TC TO JOHN A. CARLYLE; 19 August 1851; DOI: 10.1215/lt-18510819-TC-JAC-01; CL 26: 133


Malvern, 19 Augt, 1851—

Dear Brother,

I have now got all your Letters, Sheets &c,1 as you probably have got mine,—the Letter intended for Monday morning would reach you on Monday Evg;—so I will send you Emerson's Letter back,2 with request to take some steps about that American Copy quàm primùm [as soon as possible]. There is yet no Letter to me from “E. P. Clark”; but Emerson's Letter seems to indicate that a bargain is as good as made with some Bibliopoles called “Phillips & Sampson,” on the part of whom, it is probable enough, John Chapman when he called the other day may have been intending to negociate. I think you had better call on the said Chapman, hear what he has to say (if anything on that subject); and if nothing contradictory to what is written in the enclosed Note to E. P. Clark, then to despatch the sheets, with Emersons Book and the said Note, all in one Parcel, to E. P. Clark that he may dispose of them at once, and so rid our hands of them. He is a very faithful punctual creature; and the only danger to be apprehended from him is his writing too much. Of course, you will seal his Note before sending it!

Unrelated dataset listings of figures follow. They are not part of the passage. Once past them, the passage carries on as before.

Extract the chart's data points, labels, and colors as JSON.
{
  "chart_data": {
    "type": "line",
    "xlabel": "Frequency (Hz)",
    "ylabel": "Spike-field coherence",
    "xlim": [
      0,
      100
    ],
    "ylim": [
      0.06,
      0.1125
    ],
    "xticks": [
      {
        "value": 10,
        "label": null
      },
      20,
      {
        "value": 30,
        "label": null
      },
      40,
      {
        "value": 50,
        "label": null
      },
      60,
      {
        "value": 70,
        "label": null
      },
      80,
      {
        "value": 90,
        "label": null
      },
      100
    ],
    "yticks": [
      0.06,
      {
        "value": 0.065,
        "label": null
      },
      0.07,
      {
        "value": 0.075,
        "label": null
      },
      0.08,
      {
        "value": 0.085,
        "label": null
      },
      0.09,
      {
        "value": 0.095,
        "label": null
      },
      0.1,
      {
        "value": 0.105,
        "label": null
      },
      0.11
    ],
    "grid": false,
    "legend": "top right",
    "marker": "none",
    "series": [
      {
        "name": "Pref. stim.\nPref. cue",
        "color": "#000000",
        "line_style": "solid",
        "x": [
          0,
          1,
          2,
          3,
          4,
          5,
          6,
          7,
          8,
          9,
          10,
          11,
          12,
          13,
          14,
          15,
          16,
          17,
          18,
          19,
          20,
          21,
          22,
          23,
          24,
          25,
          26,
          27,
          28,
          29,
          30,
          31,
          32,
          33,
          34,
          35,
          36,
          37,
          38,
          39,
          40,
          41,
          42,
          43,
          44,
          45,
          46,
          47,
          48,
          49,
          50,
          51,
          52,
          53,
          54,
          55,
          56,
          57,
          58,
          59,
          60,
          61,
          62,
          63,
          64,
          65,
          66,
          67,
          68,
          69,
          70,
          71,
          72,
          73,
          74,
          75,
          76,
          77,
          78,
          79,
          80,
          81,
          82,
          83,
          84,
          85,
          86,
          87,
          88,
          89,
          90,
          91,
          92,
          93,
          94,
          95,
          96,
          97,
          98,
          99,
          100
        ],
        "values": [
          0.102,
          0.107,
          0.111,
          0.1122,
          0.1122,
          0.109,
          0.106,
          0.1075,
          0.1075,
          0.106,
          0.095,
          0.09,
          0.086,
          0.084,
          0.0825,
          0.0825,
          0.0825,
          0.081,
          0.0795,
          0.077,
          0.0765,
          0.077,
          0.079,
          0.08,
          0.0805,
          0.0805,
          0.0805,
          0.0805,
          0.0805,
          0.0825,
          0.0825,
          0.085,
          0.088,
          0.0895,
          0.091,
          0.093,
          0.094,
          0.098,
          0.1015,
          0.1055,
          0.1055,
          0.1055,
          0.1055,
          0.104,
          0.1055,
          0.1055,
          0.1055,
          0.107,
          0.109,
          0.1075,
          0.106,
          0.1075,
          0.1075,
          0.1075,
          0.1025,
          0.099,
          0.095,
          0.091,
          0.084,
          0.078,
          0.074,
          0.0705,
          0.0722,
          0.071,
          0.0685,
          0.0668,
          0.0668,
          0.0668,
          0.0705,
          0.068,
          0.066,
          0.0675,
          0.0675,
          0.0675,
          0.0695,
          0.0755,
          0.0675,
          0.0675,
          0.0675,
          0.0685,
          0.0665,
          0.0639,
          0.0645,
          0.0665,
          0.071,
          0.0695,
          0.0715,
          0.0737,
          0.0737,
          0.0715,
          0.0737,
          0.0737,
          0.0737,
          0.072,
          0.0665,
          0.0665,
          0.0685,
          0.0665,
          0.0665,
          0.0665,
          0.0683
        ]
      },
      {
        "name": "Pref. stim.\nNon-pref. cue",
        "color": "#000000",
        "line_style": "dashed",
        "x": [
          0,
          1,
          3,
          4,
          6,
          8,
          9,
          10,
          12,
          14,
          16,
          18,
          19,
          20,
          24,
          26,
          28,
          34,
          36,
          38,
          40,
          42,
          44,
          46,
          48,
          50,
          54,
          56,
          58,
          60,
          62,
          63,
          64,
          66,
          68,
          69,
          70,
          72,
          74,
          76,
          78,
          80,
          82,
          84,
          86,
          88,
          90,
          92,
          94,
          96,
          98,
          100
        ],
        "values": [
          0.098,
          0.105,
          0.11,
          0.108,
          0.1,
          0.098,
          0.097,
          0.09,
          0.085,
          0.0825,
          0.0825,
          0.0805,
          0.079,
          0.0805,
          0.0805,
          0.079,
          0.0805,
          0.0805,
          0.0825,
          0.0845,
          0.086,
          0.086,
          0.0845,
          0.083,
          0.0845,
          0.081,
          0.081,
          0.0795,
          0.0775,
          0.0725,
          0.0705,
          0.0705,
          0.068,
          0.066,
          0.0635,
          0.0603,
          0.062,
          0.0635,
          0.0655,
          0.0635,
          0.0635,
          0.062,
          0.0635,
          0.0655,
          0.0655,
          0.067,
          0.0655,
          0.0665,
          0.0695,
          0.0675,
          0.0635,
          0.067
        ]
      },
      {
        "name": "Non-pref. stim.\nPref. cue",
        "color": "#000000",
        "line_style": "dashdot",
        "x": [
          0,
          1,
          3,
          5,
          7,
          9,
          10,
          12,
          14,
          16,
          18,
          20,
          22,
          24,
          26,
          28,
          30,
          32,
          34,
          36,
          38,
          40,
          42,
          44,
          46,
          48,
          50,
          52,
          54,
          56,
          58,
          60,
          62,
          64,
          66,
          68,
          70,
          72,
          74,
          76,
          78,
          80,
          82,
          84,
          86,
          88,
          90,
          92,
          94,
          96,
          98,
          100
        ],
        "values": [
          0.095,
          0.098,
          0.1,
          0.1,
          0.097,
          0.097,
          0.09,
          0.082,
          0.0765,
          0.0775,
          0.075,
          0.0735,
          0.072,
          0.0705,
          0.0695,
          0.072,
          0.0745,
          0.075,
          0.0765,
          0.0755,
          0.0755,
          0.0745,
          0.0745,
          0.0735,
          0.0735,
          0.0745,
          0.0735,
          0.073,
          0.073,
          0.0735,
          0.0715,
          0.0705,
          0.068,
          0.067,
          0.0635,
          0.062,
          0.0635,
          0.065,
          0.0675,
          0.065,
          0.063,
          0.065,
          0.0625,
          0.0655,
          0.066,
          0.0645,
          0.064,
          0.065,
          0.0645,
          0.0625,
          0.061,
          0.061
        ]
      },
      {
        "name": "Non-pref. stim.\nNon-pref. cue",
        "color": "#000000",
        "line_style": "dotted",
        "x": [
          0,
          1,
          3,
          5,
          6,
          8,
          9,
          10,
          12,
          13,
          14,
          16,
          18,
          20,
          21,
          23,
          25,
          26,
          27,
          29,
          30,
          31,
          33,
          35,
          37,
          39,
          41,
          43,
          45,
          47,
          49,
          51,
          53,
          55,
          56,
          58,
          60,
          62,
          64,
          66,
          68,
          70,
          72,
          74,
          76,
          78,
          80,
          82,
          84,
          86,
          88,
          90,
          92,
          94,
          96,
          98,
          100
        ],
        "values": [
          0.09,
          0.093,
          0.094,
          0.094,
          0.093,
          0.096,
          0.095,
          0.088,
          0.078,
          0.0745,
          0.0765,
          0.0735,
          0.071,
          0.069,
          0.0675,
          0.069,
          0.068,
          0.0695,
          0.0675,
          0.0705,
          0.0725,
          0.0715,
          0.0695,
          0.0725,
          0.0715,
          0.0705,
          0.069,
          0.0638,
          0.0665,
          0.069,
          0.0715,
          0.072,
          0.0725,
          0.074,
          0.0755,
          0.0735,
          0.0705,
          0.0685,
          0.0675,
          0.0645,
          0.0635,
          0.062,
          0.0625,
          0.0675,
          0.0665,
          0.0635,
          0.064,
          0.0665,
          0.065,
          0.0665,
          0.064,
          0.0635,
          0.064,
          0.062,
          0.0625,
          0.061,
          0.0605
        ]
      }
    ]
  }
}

Farie has suddenly landed here last night, and has been hanging on our skirts ever since: he is now loitering about the grounds waiting for Dr Gy; I have stuck the Leader into his hands to get free of him till I do my letters and bath. He speaks of going away immediately again; which will not be amiss!— Our party at Senior's, thanks to Twistleton &c, was very well. I seem to continue improving a little here; and the weather is quite bright again. Do the best you can with those Yankee and other negociations. Yours ever

T. Carlyle

In E. P. Clark's Note is a professed stipulation as to a month's time: see that, and then make Chapman (E. Chapn) aware of it,—please.— Now for the sit-bath!